Boutique hotels can thrive on being curators of style through good design. Especially to more visually-led and digitally-savvy audiences. Good design helps to add personality to inspire credibility, make aspirational and crucially, create the unique experience today’s travellers seek. Acting as the antidote to the large, uniformed and more corporate hotel chains, design is a channel in which hotels can tell stories of locality, independence and cultural relevance – all reasons why guests should choose you over someone else.

  • How do you ensure boutique hotels get their message heard quickly and clearly in the modern age?

Strong branding and intelligent use of creative are great ways to land messages efficiently. Good design should do much more than just look pretty, it should immediately say something about you. Then when it comes to getting your messages out there, a little bit of creativity can help grab people’s attention. Think of all the fun ways brands are making use of animation, short form video, infographics or imagery. To engage people for longer, content is becoming increasingly more interactive or challenging audiences to think. It’s important to embrace all the changes and challenges with reaching people – there’s a lot of noise, so we all need to work harder than ever to get heard. 

  • In January, you refreshed Hotel Du Vin’s Bistro Du Vin brand.
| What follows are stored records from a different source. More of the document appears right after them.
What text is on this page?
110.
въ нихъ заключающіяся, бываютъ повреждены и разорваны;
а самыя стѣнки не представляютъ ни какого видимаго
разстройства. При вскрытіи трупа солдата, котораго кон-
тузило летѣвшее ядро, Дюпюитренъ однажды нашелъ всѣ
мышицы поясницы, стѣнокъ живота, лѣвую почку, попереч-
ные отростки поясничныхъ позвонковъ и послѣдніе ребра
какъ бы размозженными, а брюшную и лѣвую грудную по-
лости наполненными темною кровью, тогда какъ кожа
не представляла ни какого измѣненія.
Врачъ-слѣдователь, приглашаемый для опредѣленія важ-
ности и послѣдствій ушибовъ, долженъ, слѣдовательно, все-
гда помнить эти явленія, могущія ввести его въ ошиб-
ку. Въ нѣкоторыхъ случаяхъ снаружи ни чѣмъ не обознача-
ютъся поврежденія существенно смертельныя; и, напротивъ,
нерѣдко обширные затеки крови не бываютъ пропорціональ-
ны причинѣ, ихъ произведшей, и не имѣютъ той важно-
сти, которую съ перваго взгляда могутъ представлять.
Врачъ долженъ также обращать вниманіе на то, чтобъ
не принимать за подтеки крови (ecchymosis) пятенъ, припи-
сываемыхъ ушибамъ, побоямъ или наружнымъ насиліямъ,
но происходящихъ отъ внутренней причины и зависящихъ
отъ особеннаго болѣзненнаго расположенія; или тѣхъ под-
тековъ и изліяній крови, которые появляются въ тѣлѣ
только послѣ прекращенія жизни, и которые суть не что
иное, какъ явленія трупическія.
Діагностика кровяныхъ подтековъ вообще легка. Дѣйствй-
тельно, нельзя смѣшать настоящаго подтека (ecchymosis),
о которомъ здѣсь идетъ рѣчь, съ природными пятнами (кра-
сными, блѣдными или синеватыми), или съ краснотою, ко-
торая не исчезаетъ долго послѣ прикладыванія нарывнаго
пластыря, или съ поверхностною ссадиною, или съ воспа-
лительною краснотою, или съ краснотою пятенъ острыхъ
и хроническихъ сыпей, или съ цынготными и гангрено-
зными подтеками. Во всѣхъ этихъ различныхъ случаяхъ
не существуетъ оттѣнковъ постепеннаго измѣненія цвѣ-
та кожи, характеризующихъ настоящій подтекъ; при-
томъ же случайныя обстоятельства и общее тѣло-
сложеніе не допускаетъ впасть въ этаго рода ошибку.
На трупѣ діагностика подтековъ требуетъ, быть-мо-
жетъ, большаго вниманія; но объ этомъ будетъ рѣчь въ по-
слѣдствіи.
What can you tell us about that?

Hotel Du Vin recognised the need to emphasise the independence and quality of their bistros with increasing competition from restaurant chains. To make the bistros local destinations rather than just the hotel restaurant, we created the Bistro du Vin identity – distinct from, yet sympathetic to their core hotel brand. The logo makes use of a clean, classic typographic treatment free from corporate overtones.

With a focus on simplicity and authenticity, design elements were combined to evoke the all-important human touch. The overall brand features hand etched illustrations and a typewriter font to add personality, permanence and heritage with a sense of value and craft. 

Featured across menus, signage and promotional materials, the singular iconic use with strong colours and natural paper stocks all help to create impact and inspire confidence.

  • You recently rebranded TA Hotels to The Hotel Folk to focus on Folk members and guests. Why is it so important for boutique hotels to invest in people?

It’s important both internally and externally. In the first instance, it creates a brand people want to work for. In turn guests benefit from the staff’s enthusiasm and dedication in the service they receive. It’s all in the name of long-termism, staff stay with the company and guests return because of the resulting experience.

  • Self-catering and serviced apartments are becoming increasingly popular. How can boutique hotels overcome this competition?

Again, it goes back to service and personality, offering an aspirational home away from home for time-poor people. Breaks spent in desirable surroundings, where everything is taken care of, down to the last detail, by people who are passionate about what they do.